Hope you are 100% soon ! !

Emily L Carroll
Emily L Carroll
1 month ago

My husband and I, both in our 80s, have just recently started going into places with no mask on – not the grocery stores, though. Definitely masks ON there! Wearing no mask is an odd feeling. A feeling of freedom yet trepidation and “What if” when I hear a cough, even if it’s my own. Thanks for reminding us all that this virus is not going away.

Deb Hornbacher
Deb Hornbacher
1 month ago

Thank you for sharing your experience! It is good to hear a story like this from the media, who many times get a bad reputation for only presenting one side of a story or their side, whatever side that may be. Thank you too for hanging in there and continuing to write about something that is history in the making.

I too have many friends who died of Covid, many because they bought the kool-aid that it was “no big deal”, an “orchestrated effort to remove liberties one by one”, “over-the-top control”, or just simply “blown out of proportion”. Others were healthy and young, just doing their job, got Covid, and died before they could be vaccinated. I worked with a guy who died from it, Covid pneumonia, and his widow insisted that it wasn’t Covid, he “just died of pneumonia!”

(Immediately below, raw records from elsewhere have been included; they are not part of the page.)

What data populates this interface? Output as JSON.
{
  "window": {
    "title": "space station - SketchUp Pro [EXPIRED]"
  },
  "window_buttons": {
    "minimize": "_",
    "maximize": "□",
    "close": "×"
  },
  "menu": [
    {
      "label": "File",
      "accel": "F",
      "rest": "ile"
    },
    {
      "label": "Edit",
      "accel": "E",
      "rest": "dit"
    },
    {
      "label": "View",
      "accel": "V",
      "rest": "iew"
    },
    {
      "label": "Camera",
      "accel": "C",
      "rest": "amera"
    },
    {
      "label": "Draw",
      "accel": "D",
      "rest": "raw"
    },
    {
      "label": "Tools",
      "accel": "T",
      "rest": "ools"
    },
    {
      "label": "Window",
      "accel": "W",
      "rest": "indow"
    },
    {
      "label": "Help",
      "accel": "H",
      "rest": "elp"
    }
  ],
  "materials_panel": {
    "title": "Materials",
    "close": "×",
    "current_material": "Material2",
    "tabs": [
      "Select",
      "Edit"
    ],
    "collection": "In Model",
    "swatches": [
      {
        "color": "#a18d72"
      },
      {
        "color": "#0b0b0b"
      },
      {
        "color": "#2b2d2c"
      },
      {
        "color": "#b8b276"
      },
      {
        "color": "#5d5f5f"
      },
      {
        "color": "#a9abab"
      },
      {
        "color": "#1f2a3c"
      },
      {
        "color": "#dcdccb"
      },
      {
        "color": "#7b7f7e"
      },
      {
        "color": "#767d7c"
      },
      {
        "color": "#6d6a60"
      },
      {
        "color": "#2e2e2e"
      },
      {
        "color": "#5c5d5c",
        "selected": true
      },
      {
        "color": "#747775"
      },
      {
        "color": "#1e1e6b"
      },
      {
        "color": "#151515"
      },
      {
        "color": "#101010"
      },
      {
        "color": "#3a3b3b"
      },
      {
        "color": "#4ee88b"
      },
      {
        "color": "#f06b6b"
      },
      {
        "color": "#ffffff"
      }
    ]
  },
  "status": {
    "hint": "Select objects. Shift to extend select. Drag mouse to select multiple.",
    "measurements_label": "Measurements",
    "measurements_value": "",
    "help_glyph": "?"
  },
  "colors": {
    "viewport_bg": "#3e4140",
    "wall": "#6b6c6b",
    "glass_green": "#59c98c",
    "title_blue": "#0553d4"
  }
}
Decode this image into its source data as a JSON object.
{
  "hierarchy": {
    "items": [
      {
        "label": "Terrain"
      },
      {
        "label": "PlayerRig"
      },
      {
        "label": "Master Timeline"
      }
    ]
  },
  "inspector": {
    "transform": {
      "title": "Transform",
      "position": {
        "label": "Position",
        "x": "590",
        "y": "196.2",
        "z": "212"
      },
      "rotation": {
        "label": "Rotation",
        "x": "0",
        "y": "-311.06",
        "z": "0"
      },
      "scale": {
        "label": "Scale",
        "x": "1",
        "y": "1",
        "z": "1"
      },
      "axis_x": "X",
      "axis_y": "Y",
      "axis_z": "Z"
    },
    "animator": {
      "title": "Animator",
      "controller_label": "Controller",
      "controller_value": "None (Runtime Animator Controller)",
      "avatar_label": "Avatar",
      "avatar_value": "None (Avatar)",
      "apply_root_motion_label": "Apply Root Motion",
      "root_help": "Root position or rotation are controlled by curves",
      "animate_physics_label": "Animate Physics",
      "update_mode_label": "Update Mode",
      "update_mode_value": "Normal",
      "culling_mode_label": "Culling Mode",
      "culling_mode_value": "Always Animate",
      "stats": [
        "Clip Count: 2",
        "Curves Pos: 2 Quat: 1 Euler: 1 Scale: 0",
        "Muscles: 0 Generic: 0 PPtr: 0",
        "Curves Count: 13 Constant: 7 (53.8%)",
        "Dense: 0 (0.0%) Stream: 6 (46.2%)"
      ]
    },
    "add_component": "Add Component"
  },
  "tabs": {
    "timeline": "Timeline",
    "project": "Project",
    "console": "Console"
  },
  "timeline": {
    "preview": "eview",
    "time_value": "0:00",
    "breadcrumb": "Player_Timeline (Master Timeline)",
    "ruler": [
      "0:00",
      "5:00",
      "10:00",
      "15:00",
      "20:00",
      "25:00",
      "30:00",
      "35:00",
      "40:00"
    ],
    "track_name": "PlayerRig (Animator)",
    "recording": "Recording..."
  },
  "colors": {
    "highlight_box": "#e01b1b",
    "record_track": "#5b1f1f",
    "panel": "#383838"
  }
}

As an RN I never thought I would have to end up reminding myself daily that each person has the right to choose to die as they chose. I guess to a certain extent, nurses and doctors do that with those who chose to smoke. But the anxiety this pandemic has put all of us because we can not educate, we can not share the data, because all that comes from a place of suspicion and lack of trust. So we bite our tongue and move on, but it still hurts!